Blog
A Wider View
26 April 2020
It isn’t easy to measure the distance of stars. We can’t travel to them, counting the miles as we go, nor can we simply say that brighter stars are closer and dimmer ones more distant. Instead, we must use a trick of geometry known as parallax.
We use parallax every day. It is one of the ways our minds figure out whether objects we see are near or far. Each of our eyes sees the world from a slightly different location, and that means closer objects appear shifted slightly when compared to more distant objects. We usually don’t notice the shift, but you can see it by covering one eye with your hand, then moving your hand to cover the other one instead.
Astronomers use parallax by using the motion of the Earth around the Sun.
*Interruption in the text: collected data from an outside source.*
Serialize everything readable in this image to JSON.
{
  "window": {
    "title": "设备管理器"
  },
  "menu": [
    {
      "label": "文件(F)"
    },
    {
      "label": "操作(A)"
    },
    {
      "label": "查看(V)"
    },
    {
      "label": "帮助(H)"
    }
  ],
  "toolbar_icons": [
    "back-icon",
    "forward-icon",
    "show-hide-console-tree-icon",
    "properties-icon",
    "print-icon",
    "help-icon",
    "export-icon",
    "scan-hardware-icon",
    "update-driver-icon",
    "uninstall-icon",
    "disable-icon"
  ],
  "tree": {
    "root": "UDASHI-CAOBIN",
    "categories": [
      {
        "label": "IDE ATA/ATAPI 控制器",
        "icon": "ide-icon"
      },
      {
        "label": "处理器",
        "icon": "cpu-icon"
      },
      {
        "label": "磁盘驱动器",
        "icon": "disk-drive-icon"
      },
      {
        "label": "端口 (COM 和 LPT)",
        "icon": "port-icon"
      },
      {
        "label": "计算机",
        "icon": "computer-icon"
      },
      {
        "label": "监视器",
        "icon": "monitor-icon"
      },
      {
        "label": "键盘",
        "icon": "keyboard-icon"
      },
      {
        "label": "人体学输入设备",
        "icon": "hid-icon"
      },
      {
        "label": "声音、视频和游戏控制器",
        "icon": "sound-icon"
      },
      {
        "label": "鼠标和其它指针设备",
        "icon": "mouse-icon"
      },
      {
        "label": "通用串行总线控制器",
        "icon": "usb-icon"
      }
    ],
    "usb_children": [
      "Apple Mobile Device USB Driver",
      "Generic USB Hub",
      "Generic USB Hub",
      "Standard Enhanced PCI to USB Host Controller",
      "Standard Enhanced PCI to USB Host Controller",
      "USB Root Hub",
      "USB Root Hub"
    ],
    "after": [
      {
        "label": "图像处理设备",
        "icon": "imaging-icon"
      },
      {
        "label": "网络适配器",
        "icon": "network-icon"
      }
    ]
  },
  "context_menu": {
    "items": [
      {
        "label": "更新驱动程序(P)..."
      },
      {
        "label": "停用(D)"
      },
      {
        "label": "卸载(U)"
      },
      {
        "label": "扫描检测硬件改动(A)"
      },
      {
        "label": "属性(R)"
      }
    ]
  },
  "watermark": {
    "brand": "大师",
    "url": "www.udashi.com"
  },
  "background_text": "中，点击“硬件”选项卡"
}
They can look at a nearby star and note its apparent position, then do the same thing several months later. The closer a star is, the greater its parallax shift. This trick is so useful that astronomers have used it to define the astronomical distance known as the parsec, which is about 3.3 light years. Parsec stands for parallax arcsecond, because a star one parsec away will have a maximum parallax shift of one arcsecond.
The main limitation of parallax is that it depends on the distance of the Earth from the Sun. Even the closest stars have parallax less than one arcsecond, so it is difficult to get a really accurate measure. What would be great is to send a spaceship into deep space, so that you could compare its view to the view from Earth. The more widely separated the views, the bigger the parallax would be.
Fortunately we have just such a spacecraft. The New Horizons mission to Pluto has traveled well into the Kuiper belt region of the outer solar system. It is nearly 50 times farther from the Sun than Earth, giving it a unique view of the heavens. And since it isn’t busy at the moment, the New Horizons team has decided to look at the nearby stars Proxima Centauri and Wolf 359. By comparing this to the view of these stars on Earth, astronomers will be able to view stellar parallax better than ever before.
New Horizons was never designed to undertake this kind of study. But astronomers are always finding new ways to take advantage of the tools they have at hand. Or in space.